Leeks are an invaluable addition to the kitchen garden and a blinking beacon of bliss to bees.

Credit: Carol Pope

A beacon of bliss to bees

I love leeks. Delicious in soups and most savoury dishes, they are an invaluable addition to the kitchen garden. There’s nothing nicer than being able to dash out the backdoor and tug out just what you need from your veggie patch.  

But it gets even better: Leeks are also a picturesque backdrop in ornamental gardens, are quite deer resistant, make spectacular dried flowers, and are a blinking beacon of bliss to bees.

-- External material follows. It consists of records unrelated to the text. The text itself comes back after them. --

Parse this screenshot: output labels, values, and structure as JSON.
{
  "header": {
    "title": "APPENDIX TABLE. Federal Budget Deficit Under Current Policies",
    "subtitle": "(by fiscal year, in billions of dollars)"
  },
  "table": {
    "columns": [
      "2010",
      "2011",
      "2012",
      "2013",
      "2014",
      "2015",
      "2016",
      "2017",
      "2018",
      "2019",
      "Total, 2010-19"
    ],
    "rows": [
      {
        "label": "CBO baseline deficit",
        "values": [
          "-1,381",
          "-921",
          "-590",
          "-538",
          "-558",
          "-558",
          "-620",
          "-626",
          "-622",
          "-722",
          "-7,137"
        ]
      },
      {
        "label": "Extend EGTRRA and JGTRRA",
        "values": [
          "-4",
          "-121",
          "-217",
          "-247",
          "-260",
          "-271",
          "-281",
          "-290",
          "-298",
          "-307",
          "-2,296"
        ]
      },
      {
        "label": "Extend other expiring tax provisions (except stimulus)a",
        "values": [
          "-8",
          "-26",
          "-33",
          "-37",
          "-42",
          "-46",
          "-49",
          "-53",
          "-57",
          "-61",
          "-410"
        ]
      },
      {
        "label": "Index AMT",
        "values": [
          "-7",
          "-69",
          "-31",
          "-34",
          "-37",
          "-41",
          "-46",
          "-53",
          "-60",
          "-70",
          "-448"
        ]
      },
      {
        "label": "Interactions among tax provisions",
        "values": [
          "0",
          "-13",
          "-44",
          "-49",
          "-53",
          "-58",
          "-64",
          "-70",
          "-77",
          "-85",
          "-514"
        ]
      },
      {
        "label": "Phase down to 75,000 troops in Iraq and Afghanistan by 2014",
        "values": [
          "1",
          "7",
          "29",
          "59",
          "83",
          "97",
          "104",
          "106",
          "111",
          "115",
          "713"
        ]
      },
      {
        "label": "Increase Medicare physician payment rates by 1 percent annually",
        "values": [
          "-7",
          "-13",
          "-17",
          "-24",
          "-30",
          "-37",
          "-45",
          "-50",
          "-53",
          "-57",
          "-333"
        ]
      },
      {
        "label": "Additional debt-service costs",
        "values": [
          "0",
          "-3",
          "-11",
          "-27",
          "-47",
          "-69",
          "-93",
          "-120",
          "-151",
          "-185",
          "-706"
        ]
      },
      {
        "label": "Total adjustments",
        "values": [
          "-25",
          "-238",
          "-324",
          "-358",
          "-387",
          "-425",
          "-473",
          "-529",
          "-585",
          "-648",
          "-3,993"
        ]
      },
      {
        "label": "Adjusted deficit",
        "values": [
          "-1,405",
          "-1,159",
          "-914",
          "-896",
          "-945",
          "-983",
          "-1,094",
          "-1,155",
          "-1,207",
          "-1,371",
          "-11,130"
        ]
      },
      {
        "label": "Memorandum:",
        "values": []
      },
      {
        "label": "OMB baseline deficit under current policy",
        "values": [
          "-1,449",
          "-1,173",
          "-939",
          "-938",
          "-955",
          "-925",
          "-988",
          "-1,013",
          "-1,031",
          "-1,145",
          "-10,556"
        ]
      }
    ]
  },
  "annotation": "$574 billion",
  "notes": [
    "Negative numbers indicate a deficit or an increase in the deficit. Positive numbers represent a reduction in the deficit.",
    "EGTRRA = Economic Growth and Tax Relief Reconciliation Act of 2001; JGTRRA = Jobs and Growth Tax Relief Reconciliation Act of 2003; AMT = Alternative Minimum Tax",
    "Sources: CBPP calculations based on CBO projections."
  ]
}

This year I decided to grow some extra leeks for a statuesque dried-flower arrangement for our family room. To do this, all I need to do is let the leeks flower and pluck them before they go to seed, hanging them upside-down until they are nicely dry.

However, this July when I went out to do just that, I didn’t have the heart to pick a single one.  Each and every leek flower was the nucleus of a frenzy of joyful pollination, the steady buzzing of the bees audible from across the yard.  In this woefully bee-diminished world, I felt that leaving the leeks right where they were was the respectful thing to do.

Now, I will routinely grow extra leeks to serve as a welcoming beacon to bees. While there are few things as gratifying as a garden that dishes up delicacies, the satisfaction multiplies when it gives back to our hardworking pollinators.

For more on growing leeks, check out page 12 of our Fall issue of GardenWise magazine.

And here’s an important planting tip:

For tender, white leeks like you see in the store, blanche them by planting in a 15 cm (6 in.) trench, topping up the soil as they grow.